Jones Electrical Distribution
Autor: jbrennan • January 28, 2016 • Case Study • 260 Words (2 Pages) • 1,146 Views
1) Jones Electrical Distribution sells electrical components and tools to general contractors and electricians. He purchases his products from almost 100 different suppliers. The sales depend on seasonality of it’s customer’s businesses, spring and summer being the busiest. The market for this type of business is very competitive and large and needs to be able to compete with increase sales volumes through reasonable pricing and a competitive sales force. To compete successfully it is necessary to maintain tight control over operating expenses, including keeping overhead to a minimum and paying the sales force primarily on commission.

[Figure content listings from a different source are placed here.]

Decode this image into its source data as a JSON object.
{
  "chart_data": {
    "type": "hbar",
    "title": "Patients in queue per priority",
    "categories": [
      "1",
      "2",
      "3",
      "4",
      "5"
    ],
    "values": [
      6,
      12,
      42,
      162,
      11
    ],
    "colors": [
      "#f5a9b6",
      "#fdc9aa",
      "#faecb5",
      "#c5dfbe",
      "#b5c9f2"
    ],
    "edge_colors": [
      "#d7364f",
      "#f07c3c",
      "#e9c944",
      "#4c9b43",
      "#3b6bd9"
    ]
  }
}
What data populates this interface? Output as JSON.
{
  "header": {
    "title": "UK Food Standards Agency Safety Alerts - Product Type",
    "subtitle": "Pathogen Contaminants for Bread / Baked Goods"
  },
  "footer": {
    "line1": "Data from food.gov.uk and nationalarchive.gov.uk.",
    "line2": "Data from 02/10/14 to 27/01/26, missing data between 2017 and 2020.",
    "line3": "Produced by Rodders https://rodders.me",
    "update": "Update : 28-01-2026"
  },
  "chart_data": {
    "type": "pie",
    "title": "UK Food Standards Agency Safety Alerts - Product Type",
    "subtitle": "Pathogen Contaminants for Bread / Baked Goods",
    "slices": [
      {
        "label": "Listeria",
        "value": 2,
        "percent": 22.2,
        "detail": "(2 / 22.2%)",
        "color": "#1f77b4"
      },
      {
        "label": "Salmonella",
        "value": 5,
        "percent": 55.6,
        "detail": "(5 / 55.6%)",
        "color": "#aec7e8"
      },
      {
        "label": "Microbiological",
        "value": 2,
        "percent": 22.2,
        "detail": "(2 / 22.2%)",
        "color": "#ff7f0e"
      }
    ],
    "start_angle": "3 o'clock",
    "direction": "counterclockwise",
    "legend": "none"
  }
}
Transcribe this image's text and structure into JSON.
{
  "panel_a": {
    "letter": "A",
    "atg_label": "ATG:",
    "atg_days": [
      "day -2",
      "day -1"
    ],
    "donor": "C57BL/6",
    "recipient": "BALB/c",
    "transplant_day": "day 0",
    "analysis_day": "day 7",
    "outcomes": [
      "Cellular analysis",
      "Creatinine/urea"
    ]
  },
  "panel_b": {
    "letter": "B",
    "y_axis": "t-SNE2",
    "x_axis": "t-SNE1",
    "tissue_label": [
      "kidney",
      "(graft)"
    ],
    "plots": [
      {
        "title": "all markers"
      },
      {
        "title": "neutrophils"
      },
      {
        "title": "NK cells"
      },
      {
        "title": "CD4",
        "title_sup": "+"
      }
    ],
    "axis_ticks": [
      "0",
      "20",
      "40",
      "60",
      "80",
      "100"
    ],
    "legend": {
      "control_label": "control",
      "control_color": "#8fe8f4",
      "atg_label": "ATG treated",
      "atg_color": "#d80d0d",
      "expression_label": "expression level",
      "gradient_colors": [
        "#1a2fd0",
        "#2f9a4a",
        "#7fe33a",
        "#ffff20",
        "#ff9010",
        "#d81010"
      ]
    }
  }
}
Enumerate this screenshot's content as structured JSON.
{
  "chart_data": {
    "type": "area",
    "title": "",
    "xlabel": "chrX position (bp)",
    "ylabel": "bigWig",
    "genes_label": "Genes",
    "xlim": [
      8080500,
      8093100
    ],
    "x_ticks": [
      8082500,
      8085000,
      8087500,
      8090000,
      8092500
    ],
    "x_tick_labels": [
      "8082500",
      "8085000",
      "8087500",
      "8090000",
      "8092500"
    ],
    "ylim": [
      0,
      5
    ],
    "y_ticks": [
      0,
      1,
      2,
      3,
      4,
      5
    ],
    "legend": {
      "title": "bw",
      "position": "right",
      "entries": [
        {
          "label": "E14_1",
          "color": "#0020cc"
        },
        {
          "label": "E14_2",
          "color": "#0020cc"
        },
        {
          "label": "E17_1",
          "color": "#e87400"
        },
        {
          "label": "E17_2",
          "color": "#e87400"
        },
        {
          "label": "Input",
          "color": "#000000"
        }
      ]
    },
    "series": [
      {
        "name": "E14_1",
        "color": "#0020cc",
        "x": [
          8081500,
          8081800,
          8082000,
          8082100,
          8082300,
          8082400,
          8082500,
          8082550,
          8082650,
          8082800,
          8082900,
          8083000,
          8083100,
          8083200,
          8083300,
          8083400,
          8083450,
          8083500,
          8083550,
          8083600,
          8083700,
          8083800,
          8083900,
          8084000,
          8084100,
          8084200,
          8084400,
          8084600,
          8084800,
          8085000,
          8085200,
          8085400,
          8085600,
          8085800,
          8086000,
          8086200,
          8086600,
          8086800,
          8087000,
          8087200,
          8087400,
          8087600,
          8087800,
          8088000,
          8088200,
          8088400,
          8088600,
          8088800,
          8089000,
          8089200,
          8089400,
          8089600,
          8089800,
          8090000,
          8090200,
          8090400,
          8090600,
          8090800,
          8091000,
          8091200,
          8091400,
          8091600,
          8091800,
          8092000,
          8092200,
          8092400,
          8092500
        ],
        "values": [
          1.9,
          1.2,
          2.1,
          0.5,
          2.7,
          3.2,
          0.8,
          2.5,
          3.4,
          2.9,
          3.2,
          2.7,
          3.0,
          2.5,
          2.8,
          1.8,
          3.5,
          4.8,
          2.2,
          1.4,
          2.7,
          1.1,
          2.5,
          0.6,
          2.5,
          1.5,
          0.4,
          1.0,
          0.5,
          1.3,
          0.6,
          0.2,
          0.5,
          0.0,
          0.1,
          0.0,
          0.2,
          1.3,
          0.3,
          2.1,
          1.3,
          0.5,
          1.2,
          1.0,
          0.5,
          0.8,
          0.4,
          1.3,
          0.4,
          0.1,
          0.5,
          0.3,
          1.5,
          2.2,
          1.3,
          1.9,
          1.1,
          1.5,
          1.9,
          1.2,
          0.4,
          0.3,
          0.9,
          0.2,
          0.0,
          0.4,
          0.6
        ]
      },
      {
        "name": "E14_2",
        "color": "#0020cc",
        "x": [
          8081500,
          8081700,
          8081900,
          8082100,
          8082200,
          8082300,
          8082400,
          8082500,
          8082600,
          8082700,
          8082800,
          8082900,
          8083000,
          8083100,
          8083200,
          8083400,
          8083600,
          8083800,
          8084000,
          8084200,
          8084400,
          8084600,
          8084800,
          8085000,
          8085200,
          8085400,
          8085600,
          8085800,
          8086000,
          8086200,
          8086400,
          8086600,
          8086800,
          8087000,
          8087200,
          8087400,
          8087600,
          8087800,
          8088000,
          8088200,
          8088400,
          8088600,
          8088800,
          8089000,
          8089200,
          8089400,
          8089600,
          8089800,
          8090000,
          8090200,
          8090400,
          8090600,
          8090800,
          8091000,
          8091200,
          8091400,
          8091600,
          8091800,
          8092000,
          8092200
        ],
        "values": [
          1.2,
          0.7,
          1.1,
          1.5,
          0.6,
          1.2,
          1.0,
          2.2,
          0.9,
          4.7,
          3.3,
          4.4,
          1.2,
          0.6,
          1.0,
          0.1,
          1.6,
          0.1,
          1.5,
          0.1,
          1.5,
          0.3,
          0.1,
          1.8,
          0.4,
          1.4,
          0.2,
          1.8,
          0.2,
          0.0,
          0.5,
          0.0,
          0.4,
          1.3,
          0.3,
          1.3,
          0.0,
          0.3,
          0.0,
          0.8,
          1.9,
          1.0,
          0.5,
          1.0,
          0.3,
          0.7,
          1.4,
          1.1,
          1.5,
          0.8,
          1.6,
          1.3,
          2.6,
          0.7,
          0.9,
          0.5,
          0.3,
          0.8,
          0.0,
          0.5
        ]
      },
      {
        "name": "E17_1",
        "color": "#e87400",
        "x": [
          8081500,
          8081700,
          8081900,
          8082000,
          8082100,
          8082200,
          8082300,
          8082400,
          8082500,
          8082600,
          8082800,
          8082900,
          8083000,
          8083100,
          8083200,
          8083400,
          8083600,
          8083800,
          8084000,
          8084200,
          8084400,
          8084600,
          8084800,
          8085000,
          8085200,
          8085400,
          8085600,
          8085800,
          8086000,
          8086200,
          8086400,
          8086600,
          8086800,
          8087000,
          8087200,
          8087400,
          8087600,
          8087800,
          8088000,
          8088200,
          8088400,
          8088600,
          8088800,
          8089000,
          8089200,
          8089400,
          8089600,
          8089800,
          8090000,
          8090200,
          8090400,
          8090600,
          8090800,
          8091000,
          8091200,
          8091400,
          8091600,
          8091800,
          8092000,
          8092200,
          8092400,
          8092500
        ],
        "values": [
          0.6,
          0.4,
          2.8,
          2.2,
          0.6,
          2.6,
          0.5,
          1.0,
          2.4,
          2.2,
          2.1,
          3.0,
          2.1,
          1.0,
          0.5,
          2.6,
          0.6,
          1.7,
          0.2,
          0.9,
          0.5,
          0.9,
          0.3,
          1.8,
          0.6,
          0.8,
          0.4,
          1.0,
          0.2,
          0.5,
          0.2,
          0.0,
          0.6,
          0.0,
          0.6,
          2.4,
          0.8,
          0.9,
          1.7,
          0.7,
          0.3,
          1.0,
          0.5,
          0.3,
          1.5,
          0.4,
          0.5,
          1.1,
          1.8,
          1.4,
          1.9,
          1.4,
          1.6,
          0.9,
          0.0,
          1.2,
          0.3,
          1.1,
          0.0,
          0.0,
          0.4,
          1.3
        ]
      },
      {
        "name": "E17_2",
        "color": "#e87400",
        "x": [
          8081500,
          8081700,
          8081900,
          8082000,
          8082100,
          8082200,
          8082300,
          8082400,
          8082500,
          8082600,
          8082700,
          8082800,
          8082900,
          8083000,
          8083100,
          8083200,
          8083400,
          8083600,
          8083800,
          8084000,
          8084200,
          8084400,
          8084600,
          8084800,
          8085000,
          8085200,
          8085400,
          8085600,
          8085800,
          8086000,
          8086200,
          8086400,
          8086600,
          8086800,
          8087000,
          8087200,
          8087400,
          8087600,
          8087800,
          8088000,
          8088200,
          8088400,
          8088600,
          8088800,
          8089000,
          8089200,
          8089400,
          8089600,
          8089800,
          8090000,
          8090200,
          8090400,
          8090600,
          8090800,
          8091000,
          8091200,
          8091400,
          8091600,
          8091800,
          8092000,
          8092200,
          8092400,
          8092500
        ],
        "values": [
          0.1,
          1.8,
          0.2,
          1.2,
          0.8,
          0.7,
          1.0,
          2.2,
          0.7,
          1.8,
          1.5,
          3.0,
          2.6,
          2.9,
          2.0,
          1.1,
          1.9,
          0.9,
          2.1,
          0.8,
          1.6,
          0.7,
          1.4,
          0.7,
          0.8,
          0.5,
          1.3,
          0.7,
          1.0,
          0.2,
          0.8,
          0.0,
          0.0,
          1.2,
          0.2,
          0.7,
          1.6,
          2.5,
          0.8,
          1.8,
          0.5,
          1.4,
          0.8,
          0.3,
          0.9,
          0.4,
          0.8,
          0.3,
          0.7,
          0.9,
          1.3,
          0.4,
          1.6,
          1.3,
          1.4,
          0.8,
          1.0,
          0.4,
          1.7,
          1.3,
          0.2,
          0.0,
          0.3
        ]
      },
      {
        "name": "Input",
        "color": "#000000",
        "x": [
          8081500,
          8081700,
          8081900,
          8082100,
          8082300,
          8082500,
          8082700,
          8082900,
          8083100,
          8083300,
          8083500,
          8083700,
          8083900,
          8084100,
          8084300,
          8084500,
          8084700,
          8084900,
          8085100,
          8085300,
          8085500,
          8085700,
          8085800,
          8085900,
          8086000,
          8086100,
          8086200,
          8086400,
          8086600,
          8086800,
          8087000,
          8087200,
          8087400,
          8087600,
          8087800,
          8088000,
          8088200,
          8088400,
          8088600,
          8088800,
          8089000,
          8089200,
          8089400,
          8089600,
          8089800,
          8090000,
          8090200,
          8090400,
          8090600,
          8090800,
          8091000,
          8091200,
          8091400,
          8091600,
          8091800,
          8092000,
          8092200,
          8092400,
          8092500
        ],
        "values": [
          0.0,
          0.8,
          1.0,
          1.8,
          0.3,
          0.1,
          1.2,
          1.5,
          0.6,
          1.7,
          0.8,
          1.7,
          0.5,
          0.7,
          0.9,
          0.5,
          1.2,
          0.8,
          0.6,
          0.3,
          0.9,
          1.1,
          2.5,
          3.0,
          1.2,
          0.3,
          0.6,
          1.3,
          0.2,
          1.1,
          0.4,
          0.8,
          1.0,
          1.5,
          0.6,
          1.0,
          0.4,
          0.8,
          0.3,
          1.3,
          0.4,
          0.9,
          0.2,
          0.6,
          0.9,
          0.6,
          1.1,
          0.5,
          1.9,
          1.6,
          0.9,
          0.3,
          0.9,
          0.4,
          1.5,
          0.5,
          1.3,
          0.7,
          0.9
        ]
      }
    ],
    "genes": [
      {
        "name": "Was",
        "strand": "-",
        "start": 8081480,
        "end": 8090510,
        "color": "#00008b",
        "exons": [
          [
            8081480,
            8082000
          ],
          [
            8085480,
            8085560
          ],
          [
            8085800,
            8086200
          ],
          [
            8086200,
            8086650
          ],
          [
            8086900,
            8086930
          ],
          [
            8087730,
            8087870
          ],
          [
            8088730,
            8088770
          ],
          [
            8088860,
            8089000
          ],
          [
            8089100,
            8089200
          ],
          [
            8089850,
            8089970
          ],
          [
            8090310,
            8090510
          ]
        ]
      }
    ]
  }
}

2) The key issue in this case is the shortage of cash arising from the additional investments in working capital associated with the company’s increased sales volume. Jones Electrical needs a larger loan to increase sales and increase inventory. This way the company will be able to take advantage of the 2% purchase discounts that its manufacturers provide. With the increase in its line of credit it shows that the company has more sales, which results in more growth and a higher net income.
3) The bank needs to consider if he will be able to pay the loan back with interest. Also, what other debt he has, the future of the company, his relationship with his customers, and his financial skills in handling the business.
4) A company that has a profit of 30,000 per year needs to borrow so it can grow. With the extra cash Jones Electrical will be able to buy more inventories, increase sales, and take advantage of the 2% purchase discount.